There had been a death in the family already

The death of John F. Kennedy Jr. came on the heels of a series of misfortunes for the family, some of them John Jr. himself felt compelled to answer for. He had used his editorial in George magazine to denounce the behavior of his cousins, Michael Kennedy and U.S. Representative Joseph Kennedy. The older Joseph sought to annul his marriage to Sheila Rauch in 1996, despite having divorced her five years earlier. The Episcopalian Rauch responded by appealing the annulment and launching a public assault on the concept. The following year, Michael Kennedy was found to have carried on an affair with his underaged babysitter, a revelation that helped sink his brother's gubernatorial campaign. 

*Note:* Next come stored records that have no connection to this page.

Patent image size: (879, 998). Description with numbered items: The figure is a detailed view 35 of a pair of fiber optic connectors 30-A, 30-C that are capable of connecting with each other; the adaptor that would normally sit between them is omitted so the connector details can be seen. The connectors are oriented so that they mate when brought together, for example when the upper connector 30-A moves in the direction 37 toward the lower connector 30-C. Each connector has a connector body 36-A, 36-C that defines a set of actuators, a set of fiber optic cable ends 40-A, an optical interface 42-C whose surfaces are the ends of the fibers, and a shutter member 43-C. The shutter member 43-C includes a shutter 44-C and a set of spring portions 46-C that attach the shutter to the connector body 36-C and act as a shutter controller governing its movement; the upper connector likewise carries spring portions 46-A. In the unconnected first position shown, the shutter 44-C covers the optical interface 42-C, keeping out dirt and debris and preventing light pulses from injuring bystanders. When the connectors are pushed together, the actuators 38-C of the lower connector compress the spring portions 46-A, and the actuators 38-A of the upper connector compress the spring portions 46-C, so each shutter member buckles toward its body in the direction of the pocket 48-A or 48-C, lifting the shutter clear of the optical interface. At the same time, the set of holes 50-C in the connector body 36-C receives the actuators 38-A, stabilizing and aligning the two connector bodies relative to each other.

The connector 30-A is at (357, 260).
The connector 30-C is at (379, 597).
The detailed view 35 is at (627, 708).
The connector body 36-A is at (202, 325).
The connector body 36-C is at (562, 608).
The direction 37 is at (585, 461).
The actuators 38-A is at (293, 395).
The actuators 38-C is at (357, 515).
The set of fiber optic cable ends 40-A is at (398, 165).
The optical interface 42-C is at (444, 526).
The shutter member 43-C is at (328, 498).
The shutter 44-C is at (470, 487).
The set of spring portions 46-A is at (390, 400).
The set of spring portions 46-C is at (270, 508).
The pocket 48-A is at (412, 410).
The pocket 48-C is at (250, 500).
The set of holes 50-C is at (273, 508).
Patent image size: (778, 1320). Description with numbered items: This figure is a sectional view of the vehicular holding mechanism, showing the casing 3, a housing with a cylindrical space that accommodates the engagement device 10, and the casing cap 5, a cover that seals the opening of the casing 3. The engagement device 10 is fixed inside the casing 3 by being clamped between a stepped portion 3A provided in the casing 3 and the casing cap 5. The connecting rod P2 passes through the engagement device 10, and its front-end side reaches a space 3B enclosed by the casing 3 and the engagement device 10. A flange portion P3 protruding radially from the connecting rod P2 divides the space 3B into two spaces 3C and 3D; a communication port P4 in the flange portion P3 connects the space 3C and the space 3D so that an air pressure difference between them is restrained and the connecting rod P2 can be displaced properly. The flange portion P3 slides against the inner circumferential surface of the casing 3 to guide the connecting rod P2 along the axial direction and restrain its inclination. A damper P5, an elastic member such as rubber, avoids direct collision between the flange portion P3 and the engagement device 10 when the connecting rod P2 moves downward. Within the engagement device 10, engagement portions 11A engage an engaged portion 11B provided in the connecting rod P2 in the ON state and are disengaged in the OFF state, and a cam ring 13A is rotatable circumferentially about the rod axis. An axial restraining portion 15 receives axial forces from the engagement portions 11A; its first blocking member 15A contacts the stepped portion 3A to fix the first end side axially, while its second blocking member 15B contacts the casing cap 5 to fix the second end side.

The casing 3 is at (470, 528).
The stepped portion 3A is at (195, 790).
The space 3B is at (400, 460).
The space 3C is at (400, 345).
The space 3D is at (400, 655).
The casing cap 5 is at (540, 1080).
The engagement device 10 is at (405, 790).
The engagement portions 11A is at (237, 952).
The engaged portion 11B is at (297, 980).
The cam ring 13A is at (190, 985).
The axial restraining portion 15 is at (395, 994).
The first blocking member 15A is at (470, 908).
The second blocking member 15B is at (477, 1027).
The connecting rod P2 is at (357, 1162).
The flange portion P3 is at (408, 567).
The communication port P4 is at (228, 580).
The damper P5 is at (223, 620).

"Two members of my family chased an idealized alternative to their life," John Jr. wrote in George (via The Washington Post). "Both became poster boys for bad behavior." He went as far as to call Michael's scandal a "hedge against morality" and suggested the fierce condemnation he and Joseph received was deserved. But he also admitted to his own temptations and asked, apparently in regards to Joseph, "Since when does someone need to apologize on television for getting divorced?"

The latest Kennedy tragedy before John Jr.'s death was Michael's untimely end in a skiing accident on New Years Eve 1997. John Jr. attended and participated in the service and was seen embracing his surviving cousin.